Quick answer: Improve your Steam review score by fixing the recurring problems behind negative reviews (frequently a specific crash or bug) and responding to those reviews when you fix the issue. Steam weights recent reviews and lets players edit them, so resolving the ongoing cause and replying that it's fixed lifts the recent score as players revise, a real, repeatable recovery path.
Your Steam review score heavily affects discovery and sales, and it's something you can deliberately improve, especially the recent-reviews score, which Steam weights and which reflects how the game is now. Improving it is mostly about resolving the specific problems driving negative reviews and using Steam's mechanics (recent weighting, editable reviews) to your advantage.
Negative Reviews Usually Have a Specific, Fixable Cause
Most negative reviews aren't a vague 'this game is bad', they're 'this specific thing ruined it for me,' and that thing is often a fixable problem, frequently a crash, a serious bug, or poor performance. Players who hit a bug and couldn't easily report it often leave a negative review instead, so the reviews are effectively bug reports. Reading them for the recurring complaint reveals what's dragging your score down.
Correlating the review complaints with your crash and bug data sharpens this: a spike in negative reviews often lines up with a spike in occurrences of one issue. Bugnet's crash and bug reporting with occurrence data helps connect the reviews to the specific issues behind them, so you fix causes, not vague impressions.
Fix the Recurring Problem
A continuously poor or falling score usually means a recurring problem keeps affecting new players, each generating another negative review. As long as it persists, the negative reviews keep coming. So the core move is to fix the recurring issue, the high-occurrence crash or bug driving the complaints, which stops the bleeding at the source.
Prioritize the issues with the most impact (and the most review correlation), and fix them. Once new players stop hitting the problem, the flow of negative reviews about it stops, and the score can start recovering as positive reviews accumulate.
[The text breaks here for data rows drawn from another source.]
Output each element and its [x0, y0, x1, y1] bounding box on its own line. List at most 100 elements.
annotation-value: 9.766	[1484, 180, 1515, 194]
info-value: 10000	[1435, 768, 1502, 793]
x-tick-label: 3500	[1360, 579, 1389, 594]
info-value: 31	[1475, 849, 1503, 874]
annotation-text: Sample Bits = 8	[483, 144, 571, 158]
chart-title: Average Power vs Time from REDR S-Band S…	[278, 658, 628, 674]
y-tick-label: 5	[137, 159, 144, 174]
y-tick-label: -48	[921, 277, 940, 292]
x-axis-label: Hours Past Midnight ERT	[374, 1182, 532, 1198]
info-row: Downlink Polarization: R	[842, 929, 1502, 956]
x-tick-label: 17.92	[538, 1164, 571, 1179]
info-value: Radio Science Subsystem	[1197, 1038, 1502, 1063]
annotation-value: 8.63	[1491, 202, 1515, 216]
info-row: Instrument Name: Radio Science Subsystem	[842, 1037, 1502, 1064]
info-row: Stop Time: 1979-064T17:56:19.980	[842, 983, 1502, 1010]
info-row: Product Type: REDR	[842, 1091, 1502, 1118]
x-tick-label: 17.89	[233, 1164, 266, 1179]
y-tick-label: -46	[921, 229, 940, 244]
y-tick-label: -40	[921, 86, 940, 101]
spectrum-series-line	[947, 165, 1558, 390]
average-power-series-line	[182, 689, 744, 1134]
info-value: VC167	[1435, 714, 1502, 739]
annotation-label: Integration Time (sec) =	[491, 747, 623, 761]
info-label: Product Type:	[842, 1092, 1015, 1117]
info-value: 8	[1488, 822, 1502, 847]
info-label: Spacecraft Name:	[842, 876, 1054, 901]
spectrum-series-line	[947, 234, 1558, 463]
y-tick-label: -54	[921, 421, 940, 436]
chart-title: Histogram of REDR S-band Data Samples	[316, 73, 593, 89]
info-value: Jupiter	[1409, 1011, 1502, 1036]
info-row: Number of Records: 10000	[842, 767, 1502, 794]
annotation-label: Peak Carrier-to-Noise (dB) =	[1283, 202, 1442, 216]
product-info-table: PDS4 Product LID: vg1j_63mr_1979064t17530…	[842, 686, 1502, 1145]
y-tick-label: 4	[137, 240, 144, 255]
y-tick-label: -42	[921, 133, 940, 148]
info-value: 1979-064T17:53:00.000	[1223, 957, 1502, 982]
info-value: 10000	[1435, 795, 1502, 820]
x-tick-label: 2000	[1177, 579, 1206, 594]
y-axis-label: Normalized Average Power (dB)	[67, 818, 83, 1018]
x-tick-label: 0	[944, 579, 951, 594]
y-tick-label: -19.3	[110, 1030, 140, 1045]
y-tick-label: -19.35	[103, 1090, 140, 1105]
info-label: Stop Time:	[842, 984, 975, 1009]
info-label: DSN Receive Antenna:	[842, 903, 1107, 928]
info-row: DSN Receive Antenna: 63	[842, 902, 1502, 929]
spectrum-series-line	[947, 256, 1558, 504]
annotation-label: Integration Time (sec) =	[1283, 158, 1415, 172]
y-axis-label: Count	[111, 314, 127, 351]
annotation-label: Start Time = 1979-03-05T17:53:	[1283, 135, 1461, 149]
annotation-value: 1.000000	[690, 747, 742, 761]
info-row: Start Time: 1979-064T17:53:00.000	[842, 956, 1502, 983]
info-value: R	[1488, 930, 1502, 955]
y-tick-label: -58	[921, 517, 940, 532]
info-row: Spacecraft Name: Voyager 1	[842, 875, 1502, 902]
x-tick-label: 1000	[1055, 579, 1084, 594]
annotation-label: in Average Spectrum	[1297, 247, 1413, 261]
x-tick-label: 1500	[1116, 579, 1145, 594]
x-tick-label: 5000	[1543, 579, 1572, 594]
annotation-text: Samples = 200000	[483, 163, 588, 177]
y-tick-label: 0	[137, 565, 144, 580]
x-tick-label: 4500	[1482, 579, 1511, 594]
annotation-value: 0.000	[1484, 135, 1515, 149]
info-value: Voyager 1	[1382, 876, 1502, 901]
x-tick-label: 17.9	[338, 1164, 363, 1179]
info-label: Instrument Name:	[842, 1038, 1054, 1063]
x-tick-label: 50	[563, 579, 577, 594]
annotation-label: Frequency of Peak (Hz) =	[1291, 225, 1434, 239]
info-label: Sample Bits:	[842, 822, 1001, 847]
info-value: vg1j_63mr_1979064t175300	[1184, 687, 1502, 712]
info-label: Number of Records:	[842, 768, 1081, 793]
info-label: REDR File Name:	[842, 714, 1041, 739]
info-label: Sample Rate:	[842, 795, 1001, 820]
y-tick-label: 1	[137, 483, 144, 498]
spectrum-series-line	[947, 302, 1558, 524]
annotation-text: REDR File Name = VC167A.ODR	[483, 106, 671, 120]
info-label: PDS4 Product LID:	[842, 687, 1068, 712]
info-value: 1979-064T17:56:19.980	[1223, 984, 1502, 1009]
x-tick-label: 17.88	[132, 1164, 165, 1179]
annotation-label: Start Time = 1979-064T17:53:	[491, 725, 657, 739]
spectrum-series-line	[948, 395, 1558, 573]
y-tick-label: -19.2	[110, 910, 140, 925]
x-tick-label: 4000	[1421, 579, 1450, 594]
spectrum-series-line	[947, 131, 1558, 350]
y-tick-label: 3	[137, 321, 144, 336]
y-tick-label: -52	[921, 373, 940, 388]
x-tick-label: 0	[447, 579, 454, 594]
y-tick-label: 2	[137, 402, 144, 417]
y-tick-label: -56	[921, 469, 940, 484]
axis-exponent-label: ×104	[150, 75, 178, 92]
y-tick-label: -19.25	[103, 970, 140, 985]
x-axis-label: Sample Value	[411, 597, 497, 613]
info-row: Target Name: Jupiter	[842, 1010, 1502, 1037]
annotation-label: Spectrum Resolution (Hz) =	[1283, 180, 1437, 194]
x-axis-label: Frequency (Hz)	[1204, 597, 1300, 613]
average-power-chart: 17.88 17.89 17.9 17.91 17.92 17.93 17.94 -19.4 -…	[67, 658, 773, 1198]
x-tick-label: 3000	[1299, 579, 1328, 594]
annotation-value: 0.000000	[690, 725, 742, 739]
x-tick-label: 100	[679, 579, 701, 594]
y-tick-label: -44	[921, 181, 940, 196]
Respond and Let Recent Reviews Carry the Recovery
Steam weights recent reviews and lets players edit them, which makes review-driven problems uniquely recoverable. When you fix the bug behind a negative review, respond to it, 'this is fixed in the latest update, sorry it hit you', and many players revise their rating once their actual problem is solved. A run of fixes plus responses can visibly lift your recent-reviews score.
Track which reviews map to which fixed issues so you can circle back when the fix ships. Improving your Steam review score is the combination, fix the recurring problems driving negative reviews (found by correlating reviews with your crash/bug data), respond when you fix them, and let Steam's recent-review weighting carry the recovery, that turns a poor score into an improving one. See also: keeping your store-page trust high after a rough launch.
Negative reviews usually name a fixable problem, often a crash or bug. Fix the recurring issue (correlate reviews with crash data), respond when you do, and Steam's recent-review weighting carries the recovery.